Nitric oxide/Griess reagent assay
The effect of B1 AMCE on the level of nitric oxide in 4 T1 tumor was investigated using the Griess reagent assay. It was carried out using the Griess Reagent Kit for Nitrite Determination (Life Technologies, USA). Twenty microliter of Griess reagent containing equal volume of sulfanilic acid and N-1-napthylethylenediamine dihydrochloride was mixed with 150 μL of the nitrite-containing sample and 130 μL of deionized water in a microplate and incubated for 30 min at room temperature. Standard curve was also prepared by diluting the nitrite standard solution with deionized water to give a series of concentration between 1–100 μM. In place of the nitrite- containing sample, the standards were mixed with the Griess reagent and incubated in a similar manner. The absorbance of the sample and standards were read by spectrophotometer (Beckman Coultor, USA) at 548 nm wavelength before the nitrite concentrations corresponding to the standard plot could be evaluated.

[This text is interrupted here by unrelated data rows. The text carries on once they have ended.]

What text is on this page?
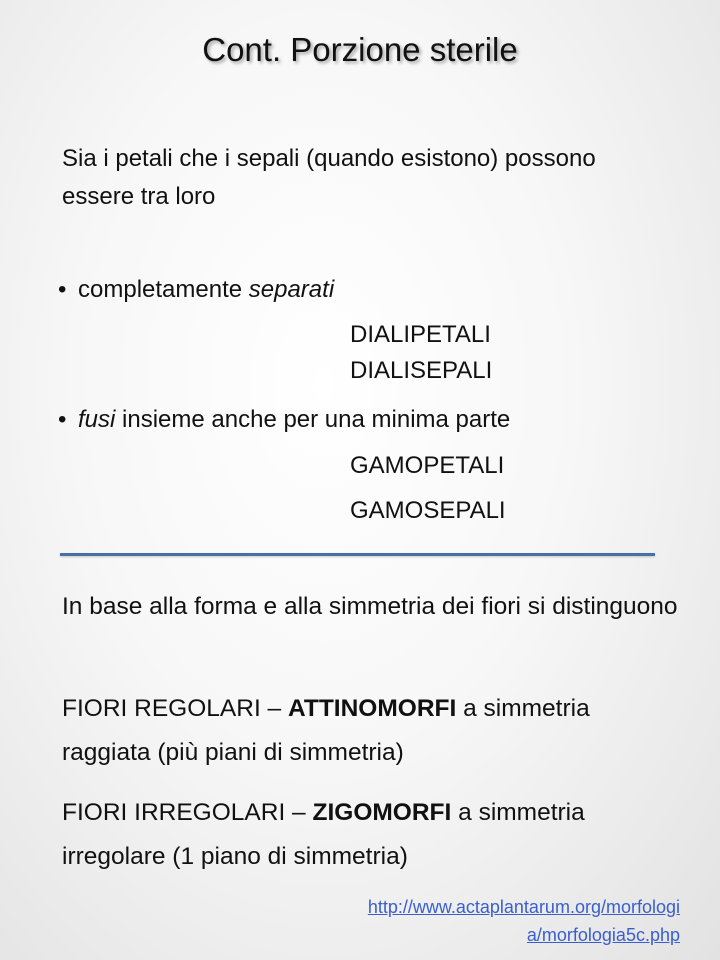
Cont. Porzione sterile
Sia i petali che i sepali (quando esistono) possono essere tra loro
• completamente separati
DIALIPETALI
DIALISEPALI
• fusi insieme anche per una minima parte
GAMOPETALI
GAMOSEPALI
In base alla forma e alla simmetria dei fiori si distinguono
FIORI REGOLARI – ATTINOMORFI a simmetria raggiata (più piani di simmetria)
FIORI IRREGOLARI – ZIGOMORFI a simmetria irregolare (1 piano di simmetria)
http://www.actaplantarum.org/morfologi
a/morfologia5c.php
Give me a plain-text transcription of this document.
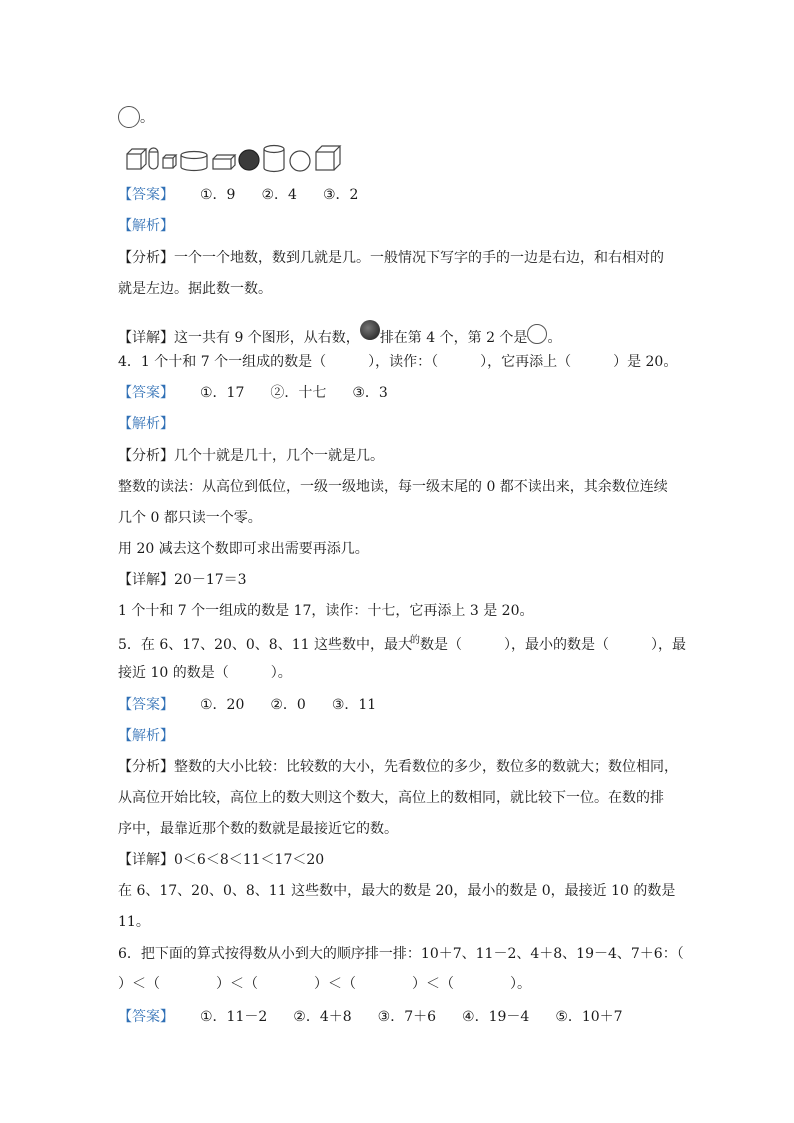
。
【答案】 ①．9 ②．4 ③．2
【解析】
【分析】一个一个地数，数到几就是几。一般情况下写字的手的一边是右边，和右相对的
就是左边。据此数一数。
【详解】这一共有 9 个图形，从右数， 排在第 4 个，第 2 个是 。
4．1 个十和 7 个一组成的数是（　　　），读作：（　　　），它再添上（　　　）是 20。
【答案】 ①．17 ②．十七 ③．3
【解析】
【分析】几个十就是几十，几个一就是几。
整数的读法：从高位到低位，一级一级地读，每一级末尾的 0 都不读出来，其余数位连续
几个 0 都只读一个零。
用 20 减去这个数即可求出需要再添几。
【详解】20－17＝3
1 个十和 7 个一组成的数是 17，读作：十七，它再添上 3 是 20。
5．在 6、17、20、0、8、11 这些数中，最大$^的$数是（　　　），最小的数是（　　　），最
接近 10 的数是（　　　）。
【答案】 ①．20 ②．0 ③．11
【解析】
【分析】整数的大小比较：比较数的大小，先看数位的多少，数位多的数就大；数位相同，
从高位开始比较，高位上的数大则这个数大，高位上的数相同，就比较下一位。在数的排
序中，最靠近那个数的数就是最接近它的数。
【详解】0＜6＜8＜11＜17＜20
在 6、17、20、0、8、11 这些数中，最大的数是 20，最小的数是 0，最接近 10 的数是
11。
6．把下面的算式按得数从小到大的顺序排一排：10＋7、11－2、4＋8、19－4、7＋6：（
）＜（　　　　）＜（　　　　）＜（　　　　）＜（　　　　）。
【答案】 ①．11－2 ②．4＋8 ③．7＋6 ④．19－4 ⑤．10＋7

The effect of B1 AMCE on the protein level affecting the angiogenesis process in 4 T1 tumor was investigated using the Raybio Mouse Angiogenesis Kit (RayBiotech, Inc.). A volume of 100 μL of 1x Blocking Buffer is added into each well of the glass chip and incubated at room temperature for 30 min. The Blocking Buffer were decanted and aspirated before 100 μL of samples were added into the wells and incubated for 2 h at RT. Later, the samples were removed and the wells were washed with Wash Buffer I for 3 times at each 2 min interval. The glass chip assembly was submerged into a container containing Wash Buffer I and shook gently for 10 min and this step was repeated with the Wash Buffer II. The wash buffer was decanted before 70 μL of 1X Biotin-conjugated Anti-cytokines were added into each wells and incubated with gentle rocking for 2 h at RT. After washing with Wash Buffer I and followed by Wash Buffer II, a 70 μL of 1X Streptavidin-Fluor were added to each well and incubated in a dark room for another 2 h in a similar manner. The washing steps were followed after removing the streptavidin-fluor from the glass chip. Later, the glass chip was removed from its tube assembly and rinsed with deionized water. A dry glass chip was sent immediately to scanning with laser scanner (Innopsys‘InnoScan) at excitation frequency of 532 nm.
All data were expressed as the means ± standard error of mean (S.E.M.). The analysis was performed with one-way analysis of variance (ANOVA) and the group means were compared by Duncan test. Values of p < 0.05 were considered as statistically significant.